Do., 26.03.2026 , 17:11 Uhr

Alles im Zeitplan: Generalsanierung auf der Strecke Nürnberg-Regensburg schreitet voran

Die Deutsche Bahn modernisiert das Schienennetz in ganz Deutschland. Bis zum Jahr 2036 will die Deutsche Bahn mehr als 40 der wichtigen Teilstrecken im Schienennetz für Monate sperren und grundlegend sanieren. Das passiert auch auf der Strecke Nürnberg – Regensburg. Seit dem 6. Februar wird die Strecke generalsaniert. Eine Großbaustelle sogar Hubschraubereinsatz und der Gleisbaumaschine “Heinrich der Starke”. 

Zwischen 600 und 700 Meter lang und 242 Tonnen schwer ist Heinrich der Starke

Die Gleisbaumaschine ist gerade auf der Strecke zwischen Nürnberg und Regensburg im Einsatz. Innerhalb von 5 Monaten soll die insgesamt 88 km lange Strecke Generalsaniert werden. 

Damit ist er etwa 10 -Mal schneller, als wenn die Gleise konventionell verlegt werden.  Beim Bau setzt Heinrich der Starke enorme Kräfte frei. Nur 10 cm Schiene wiegen 6 Kilo. Neben der Gleisbaumaschine ist parallel auch ein Helikopter im Einsatz. An einem Seil hängend werden Oberleitungsmasten von A nach B geflogen. 
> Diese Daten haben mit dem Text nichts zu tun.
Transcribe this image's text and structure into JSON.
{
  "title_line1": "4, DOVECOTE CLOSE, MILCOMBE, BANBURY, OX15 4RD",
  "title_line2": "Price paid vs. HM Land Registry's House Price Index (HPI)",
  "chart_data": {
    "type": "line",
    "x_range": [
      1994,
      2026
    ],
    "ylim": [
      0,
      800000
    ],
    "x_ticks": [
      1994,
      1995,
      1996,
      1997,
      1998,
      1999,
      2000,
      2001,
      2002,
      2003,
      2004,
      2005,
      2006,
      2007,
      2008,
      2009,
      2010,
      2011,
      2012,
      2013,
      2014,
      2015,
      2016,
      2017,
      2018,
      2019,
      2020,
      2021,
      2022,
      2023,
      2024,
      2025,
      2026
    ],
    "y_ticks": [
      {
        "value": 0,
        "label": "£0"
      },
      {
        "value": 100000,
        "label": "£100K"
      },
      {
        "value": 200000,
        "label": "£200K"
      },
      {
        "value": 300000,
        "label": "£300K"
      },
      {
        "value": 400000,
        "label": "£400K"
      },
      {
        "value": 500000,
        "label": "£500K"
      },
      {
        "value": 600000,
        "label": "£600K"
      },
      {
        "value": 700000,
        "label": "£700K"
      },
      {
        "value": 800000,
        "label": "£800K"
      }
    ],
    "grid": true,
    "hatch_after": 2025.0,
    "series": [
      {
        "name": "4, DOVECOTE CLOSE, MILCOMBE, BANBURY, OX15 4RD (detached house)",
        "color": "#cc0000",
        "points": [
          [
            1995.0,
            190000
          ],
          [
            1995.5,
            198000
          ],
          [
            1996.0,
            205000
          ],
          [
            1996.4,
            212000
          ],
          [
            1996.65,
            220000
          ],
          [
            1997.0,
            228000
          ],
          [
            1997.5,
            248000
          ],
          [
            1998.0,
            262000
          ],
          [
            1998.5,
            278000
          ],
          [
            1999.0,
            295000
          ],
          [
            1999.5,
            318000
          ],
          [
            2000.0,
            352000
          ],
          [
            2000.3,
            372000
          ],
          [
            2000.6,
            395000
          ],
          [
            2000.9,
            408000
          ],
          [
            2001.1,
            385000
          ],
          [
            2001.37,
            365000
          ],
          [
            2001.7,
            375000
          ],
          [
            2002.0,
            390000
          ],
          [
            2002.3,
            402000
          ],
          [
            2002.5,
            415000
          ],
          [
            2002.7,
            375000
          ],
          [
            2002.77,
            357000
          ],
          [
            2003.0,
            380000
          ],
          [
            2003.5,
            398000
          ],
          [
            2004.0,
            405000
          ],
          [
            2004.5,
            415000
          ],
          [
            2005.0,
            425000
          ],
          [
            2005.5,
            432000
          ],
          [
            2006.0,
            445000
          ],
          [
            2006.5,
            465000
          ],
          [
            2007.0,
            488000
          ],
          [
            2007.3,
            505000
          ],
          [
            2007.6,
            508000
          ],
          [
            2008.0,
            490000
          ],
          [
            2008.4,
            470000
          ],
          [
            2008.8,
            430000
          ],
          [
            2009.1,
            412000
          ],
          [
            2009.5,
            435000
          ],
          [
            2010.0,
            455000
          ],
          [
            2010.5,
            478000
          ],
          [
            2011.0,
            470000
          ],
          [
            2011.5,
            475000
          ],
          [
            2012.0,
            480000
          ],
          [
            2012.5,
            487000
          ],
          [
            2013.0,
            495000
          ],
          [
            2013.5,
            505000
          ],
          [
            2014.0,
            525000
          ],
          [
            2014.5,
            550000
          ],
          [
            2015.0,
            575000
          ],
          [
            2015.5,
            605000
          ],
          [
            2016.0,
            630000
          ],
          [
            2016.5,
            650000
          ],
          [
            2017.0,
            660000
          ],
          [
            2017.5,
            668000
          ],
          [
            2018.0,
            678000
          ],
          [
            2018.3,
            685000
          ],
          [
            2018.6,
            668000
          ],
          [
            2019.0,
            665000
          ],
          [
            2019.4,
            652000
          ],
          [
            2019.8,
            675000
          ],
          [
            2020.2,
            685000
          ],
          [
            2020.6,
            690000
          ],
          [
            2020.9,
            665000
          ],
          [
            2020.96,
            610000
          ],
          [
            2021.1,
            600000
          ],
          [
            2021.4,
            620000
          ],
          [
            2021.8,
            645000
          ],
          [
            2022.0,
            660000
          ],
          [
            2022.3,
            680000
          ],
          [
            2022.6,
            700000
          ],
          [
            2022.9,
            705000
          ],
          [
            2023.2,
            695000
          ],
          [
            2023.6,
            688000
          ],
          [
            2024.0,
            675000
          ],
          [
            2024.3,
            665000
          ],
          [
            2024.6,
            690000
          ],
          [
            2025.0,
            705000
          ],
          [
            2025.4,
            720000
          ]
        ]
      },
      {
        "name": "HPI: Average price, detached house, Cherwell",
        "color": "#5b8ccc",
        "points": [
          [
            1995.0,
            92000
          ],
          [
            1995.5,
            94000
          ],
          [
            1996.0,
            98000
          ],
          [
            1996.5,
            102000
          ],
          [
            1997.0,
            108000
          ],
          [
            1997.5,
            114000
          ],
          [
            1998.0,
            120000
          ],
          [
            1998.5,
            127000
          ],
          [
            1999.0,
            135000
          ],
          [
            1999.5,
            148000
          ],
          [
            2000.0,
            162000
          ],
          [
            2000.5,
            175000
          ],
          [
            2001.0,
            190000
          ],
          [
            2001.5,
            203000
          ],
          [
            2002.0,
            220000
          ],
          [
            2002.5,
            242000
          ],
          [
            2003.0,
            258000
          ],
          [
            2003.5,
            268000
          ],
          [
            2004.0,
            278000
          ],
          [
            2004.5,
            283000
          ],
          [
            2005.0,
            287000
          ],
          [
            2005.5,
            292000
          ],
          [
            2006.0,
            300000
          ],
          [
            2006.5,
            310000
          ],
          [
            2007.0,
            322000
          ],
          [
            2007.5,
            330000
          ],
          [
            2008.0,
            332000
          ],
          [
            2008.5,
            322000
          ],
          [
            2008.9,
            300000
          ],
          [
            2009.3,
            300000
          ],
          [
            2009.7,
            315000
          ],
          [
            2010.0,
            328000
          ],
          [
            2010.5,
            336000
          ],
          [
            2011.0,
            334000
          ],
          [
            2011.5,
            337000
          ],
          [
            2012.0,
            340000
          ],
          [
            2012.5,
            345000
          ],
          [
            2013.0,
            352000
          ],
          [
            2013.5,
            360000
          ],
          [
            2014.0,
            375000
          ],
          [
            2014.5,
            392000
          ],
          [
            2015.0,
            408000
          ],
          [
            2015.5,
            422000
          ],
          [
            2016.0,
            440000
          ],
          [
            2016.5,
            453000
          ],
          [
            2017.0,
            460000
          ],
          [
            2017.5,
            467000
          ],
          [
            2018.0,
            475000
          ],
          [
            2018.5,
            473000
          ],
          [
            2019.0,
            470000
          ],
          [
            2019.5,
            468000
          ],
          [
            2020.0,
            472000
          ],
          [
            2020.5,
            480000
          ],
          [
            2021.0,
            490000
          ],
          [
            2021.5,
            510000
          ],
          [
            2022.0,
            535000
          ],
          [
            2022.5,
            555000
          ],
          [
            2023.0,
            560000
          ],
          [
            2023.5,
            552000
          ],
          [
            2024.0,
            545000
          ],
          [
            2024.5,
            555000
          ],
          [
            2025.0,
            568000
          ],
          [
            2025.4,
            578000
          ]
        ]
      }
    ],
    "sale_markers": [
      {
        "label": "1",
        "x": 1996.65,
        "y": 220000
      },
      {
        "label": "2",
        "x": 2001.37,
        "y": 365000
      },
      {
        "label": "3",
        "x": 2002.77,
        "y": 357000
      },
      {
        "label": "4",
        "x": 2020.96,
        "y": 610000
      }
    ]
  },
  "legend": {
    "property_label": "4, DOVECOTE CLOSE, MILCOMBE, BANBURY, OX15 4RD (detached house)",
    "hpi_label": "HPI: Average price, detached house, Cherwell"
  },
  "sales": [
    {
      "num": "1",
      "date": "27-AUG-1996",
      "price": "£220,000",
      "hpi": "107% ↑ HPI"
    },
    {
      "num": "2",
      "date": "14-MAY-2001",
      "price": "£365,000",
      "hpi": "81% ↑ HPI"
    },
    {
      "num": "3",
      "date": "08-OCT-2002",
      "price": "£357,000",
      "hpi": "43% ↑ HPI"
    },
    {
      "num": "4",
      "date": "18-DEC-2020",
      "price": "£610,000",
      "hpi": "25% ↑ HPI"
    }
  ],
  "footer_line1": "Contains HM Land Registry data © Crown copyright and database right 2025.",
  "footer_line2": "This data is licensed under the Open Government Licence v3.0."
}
An insgesamt 26 Tagen wird auf der Bahnstrecke ein Helikopter benötigt. Die Masten über die Schienen zu transportieren ist nicht möglich, da Heinrich der Starke und andere Baufahrzeuge die Schienen blockieren. 

80 große Gerätschaften und bis zu 2.000 Fachkräfte sind täglich für die Generalsanierung zwischen Nürnberg und Regensburg im Einsatz

Die Bauarbeiten liegen im Zeitplan.  

Die deutsche Bahn geht davon aus, dass die Strecke wie geplant am 10. Juli wieder freigegeben werden kann. 33km Gleise und Schwellen sind schon verbaut. 55 km liegen noch vor Heinrich dem Starken.